[Read my interview with the author of The Art of Reading, Robert J. Ray, here.]
I still color. I have sixteen crayons and I mark up my best books. When I buy used books, I prefer ones with lots of highlighting and margin notes. Despite these upgrades, such books are usually cheaper. (I’ve never found a book with crayon marks. Am I the only one who never got over coloring books?)
When I borrow a book, I mark it up and buy the owner a new one. If I give the same copy back, it was a bad book. If I never give it back, new or used, it was really bad, and the owner never bothers me about it.
For me, a book is like a sports telecast. The author (or narrator) is the pay-by-play guy and I provide the color commentary. Please don’t think I spend the whole book running my mouth. Paragraphs, even a page or two, may go by without a mark. Then something happens. They don’t pay me to be silent.

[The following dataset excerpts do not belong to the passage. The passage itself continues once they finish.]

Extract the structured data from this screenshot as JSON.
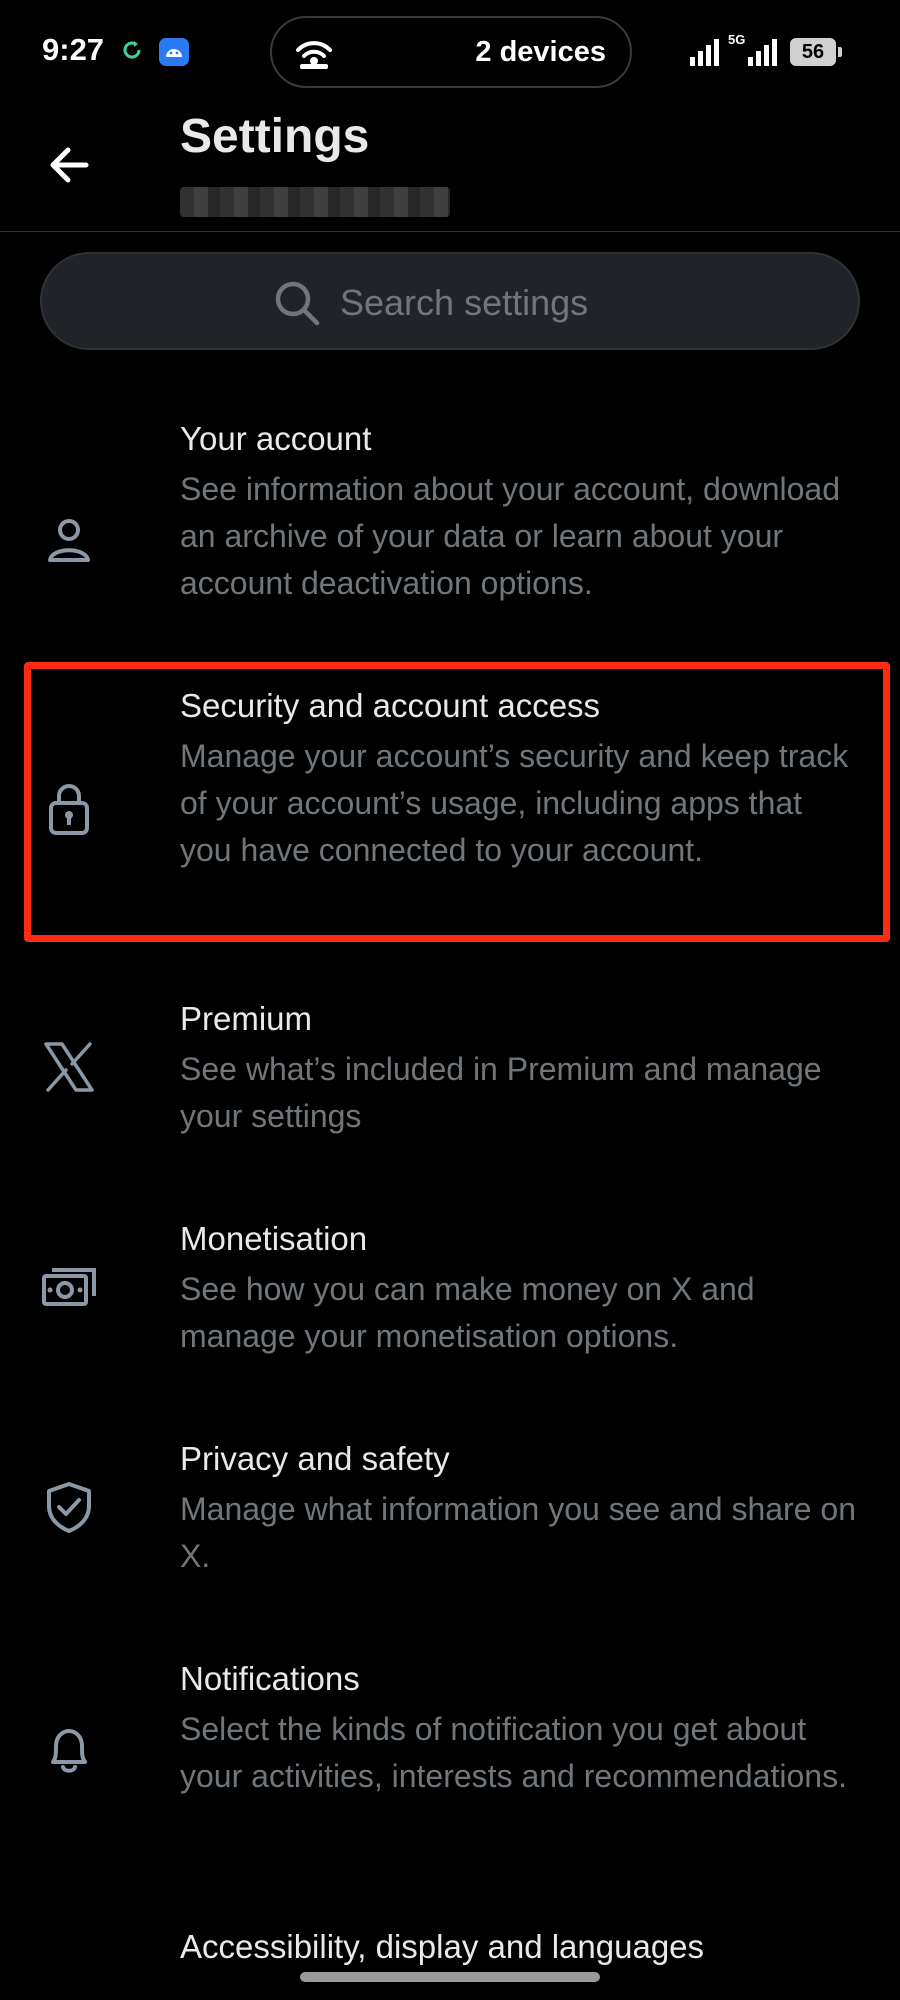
{
  "status_bar": {
    "time": "9:27",
    "devices_label": "2 devices",
    "network_type": "5G",
    "battery_level": "56"
  },
  "header": {
    "title": "Settings",
    "back_icon": "arrow-left-icon"
  },
  "search": {
    "placeholder": "Search settings",
    "value": ""
  },
  "settings": {
    "items": [
      {
        "icon": "person-icon",
        "title": "Your account",
        "description": "See information about your account, download an archive of your data or learn about your account deactivation options."
      },
      {
        "icon": "lock-icon",
        "title": "Security and account access",
        "description": "Manage your account’s security and keep track of your account’s usage, including apps that you have connected to your account.",
        "highlighted": true
      },
      {
        "icon": "x-logo-icon",
        "title": "Premium",
        "description": "See what’s included in Premium and manage your settings"
      },
      {
        "icon": "money-icon",
        "title": "Monetisation",
        "description": "See how you can make money on X and manage your monetisation options."
      },
      {
        "icon": "shield-check-icon",
        "title": "Privacy and safety",
        "description": "Manage what information you see and share on X."
      },
      {
        "icon": "bell-icon",
        "title": "Notifications",
        "description": "Select the kinds of notification you get about your activities, interests and recommendations."
      },
      {
        "icon": "accessibility-icon",
        "title": "Accessibility, display and languages",
        "description": ""
      }
    ]
  },
  "colors": {
    "background": "#000000",
    "primary_text": "#e7e9ea",
    "secondary_text": "#71767b",
    "search_background": "#202327",
    "highlight_border": "#ff2a12"
  }
}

Sadly, like the bromides belched out by television’s ex-jocks, my commentary became indiscriminate and predictable some time ago. Why should I have expected otherwise? Where I grew up, crayons disappeared from the classroom after fourth grade and actual coloring instruction ended with Kindergarten. I wasn’t taught coloring again until my freshman year of college.
I reread my freshman composition textbook this year, and it helped. The Art of Reading: A Handbook on Writing takes marking in books to a new level. By page seven, the book has copied out a single paragraph from Thoreau’s Walden seven times (if one includes the cover) and has marked the paragraph with ovals, rectangles and lines in four different colors. The Art of Reading sucks out all the paragraph’s marrow, to use a Walden metaphor. The result is a satisfying mess, and something greater than bromides emerges.
The Rays get their admissions out of the way early. The book begins: “It is possible to read carefully without marking up your book. It is also possible to mark every word you read and gain nothing from it.” Marking a book won’t make understanding drop from the book’s tree, but it becomes a fruitful enterprise if the marks help one discover patterns. Patterns is the key to reading, the Rays believe. As E. M. Forster said, “Only connect.”
Any writing – a book, an essay, a letter, or a poem – gives up its secrets with its patterns. A reader starts by marking content words, then pronouns, verbs, and rhetorical patterns. Next he connects his marks, first with a crayon (or pen, if you wish) and then mentally in conjunction with a passage’s other content. Some of the patterns eventually reveal style and meaning.
“This is obviously not a technique for speed reading,” the Rays allow. They do not advocate such close reading of an entire book, though. The Rays suggest the reader apply herself to this technique in passages at the beginning of a book. “…[O]nce you have found a writer’s characteristic language patterns, you should find the reading smoother and quicker.”
As the book’s title suggests, the Rays link close reading to writing. The Rays’ student learns to write by close imitation of a good writer’s style. After picking apart short passages from the likes of Jonathan Swift, Gertrude Stein, and William Faulkner, a student tries to write like them. What becomes comfortable and authentic becomes part of the student’s emerging style.
Patterns lead to style and style leads to meaning, but meaning is not the end, the Rays believe. Meaning by itself is ephemeral as a flower clipped from its stem and roots. Good literature blooms anew for each comer, and lives on to flower differently for different ages. As The Art of Reading puts it:
The best prose is that which is so thoroughly at one with what it expresses that one sentence generates another. The thoughts, so called, have their existence in the turn of a phrase and cannot be extricated from it.
Because there is no disembodied truth, literature lives and so does the slow reader.